Total construction spending decreased by 0.3 percent for the month of October, with downturns in homebuilding and most major nonresidential categories, according to an analysis the Associated General Contractors of America released Dec. 1 of federal spending data. Association officials noted contractors are struggling to complete projects as the number of open positions at the end of October topped hires in the month.
“Most nonresidential contractors report full order books but are having trouble hiring enough workers to keep projects on schedule,” said Ken Simonson, the association’s chief economist. “Rising interest rates and costs for materials are likely to choke off some projects, but there will be plenty of infrastructure, manufacturing plants and renewable energy projects next year—if contractors can find enough workers to build them.”
Construction spending, not adjusted for inflation, totaled $1.795 trillion at a seasonally adjusted annual rate in October, 0.3 percent below the September rate but 9.2 percent above the October 2021 rate. Spending on private residential construction declined for the fifth straight month in October, by 0.3 percent. Spending on private nonresidential construction fell 0.8 percent in October, while public construction investment slumped by 0.9 percent.
Residential spending was dragged down by a 2.6 percent plunge in single-family homebuilding, which swamped increases of 0.6 percent in multifamily construction and 2 percent in residential improvements. The largest nonresidential segment, commercial construction—comprising warehouse, retail and farm construction—declined 0.4 percent. Among other large nonresidential categories, highway and street construction slid 0.7 percent and manufacturing construction tumbled 3.3 percent.
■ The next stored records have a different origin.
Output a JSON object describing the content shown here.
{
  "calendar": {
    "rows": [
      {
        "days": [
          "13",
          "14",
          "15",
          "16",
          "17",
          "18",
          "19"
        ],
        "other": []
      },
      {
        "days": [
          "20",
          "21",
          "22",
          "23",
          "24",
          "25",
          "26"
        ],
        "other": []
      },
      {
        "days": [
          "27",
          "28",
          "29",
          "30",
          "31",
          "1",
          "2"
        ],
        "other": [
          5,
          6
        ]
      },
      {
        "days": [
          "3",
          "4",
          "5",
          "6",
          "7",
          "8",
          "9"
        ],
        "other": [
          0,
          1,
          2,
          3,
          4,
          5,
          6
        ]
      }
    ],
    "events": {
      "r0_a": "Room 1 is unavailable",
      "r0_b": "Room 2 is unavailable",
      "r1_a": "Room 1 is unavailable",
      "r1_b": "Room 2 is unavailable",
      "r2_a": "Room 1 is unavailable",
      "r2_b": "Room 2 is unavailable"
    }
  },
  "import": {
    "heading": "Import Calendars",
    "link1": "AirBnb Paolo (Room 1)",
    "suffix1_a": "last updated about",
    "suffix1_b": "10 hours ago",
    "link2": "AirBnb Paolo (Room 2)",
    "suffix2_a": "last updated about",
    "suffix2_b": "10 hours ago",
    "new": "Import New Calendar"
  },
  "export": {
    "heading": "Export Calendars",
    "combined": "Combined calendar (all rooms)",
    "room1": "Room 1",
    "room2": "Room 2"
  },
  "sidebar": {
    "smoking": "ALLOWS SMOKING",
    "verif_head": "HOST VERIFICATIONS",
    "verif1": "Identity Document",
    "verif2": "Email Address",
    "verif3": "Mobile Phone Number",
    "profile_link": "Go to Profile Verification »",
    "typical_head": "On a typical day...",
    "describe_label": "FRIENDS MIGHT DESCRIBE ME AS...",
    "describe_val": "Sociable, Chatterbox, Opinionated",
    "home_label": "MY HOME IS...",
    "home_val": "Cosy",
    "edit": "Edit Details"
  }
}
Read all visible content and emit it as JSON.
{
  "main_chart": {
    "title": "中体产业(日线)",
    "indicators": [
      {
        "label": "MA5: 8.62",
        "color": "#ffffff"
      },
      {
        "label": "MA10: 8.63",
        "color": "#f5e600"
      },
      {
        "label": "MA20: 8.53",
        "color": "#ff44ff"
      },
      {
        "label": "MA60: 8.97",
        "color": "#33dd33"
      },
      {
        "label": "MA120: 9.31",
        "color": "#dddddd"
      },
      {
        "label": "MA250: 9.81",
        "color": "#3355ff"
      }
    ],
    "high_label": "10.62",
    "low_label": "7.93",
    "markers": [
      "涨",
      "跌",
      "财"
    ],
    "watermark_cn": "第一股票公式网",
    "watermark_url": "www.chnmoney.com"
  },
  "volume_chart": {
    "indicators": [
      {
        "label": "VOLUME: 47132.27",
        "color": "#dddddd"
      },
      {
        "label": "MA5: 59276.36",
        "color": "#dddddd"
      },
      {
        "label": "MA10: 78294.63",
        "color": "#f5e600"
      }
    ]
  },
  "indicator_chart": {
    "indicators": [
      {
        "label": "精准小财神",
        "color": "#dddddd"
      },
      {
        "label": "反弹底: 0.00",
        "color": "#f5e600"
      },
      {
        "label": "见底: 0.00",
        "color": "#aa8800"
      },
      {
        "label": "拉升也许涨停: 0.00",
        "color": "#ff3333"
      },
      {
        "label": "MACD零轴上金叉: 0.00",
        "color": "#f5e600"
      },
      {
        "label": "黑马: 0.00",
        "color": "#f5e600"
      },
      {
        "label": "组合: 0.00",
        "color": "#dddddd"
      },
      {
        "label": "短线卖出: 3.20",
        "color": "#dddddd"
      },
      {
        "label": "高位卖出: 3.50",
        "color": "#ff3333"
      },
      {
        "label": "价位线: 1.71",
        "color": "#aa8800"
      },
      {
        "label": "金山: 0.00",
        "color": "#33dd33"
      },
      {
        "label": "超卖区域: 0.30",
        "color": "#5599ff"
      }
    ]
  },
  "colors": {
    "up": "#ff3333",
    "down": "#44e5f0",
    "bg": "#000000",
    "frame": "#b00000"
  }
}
In contrast, power construction climbed 1.5 percent.
Construction industry job openings totaled 377,000 at the end of October, which exceeded the 341,000 employees hired during the month, according to government data released on Nov. 30. The gap implies contractors wanted to hire more than twice as many people as they were able to bring on board and most likely contributed to the decline in spending put in place, Simonson said.
Association officials said labor shortages remain one of the top concerns for most construction firms. They urged Congress and the administration to allow more immigrants with construction skills to enter the industry to provide short-term relief. But they maintained that the best way to resolve workforce shortages was to boost federal funding and support for construction-focused education and training programs.
“You can’t be both for infrastructure and against boosting investments in preparing workers to build that infrastructure,” said Stephen E. Sandherr, the association’s chief executive officer. “Until federal officials narrow the five-to-one gap in federal funding for college prep versus craft career development, labor shortages will restrain the industry’s ability to rebuild the economy.”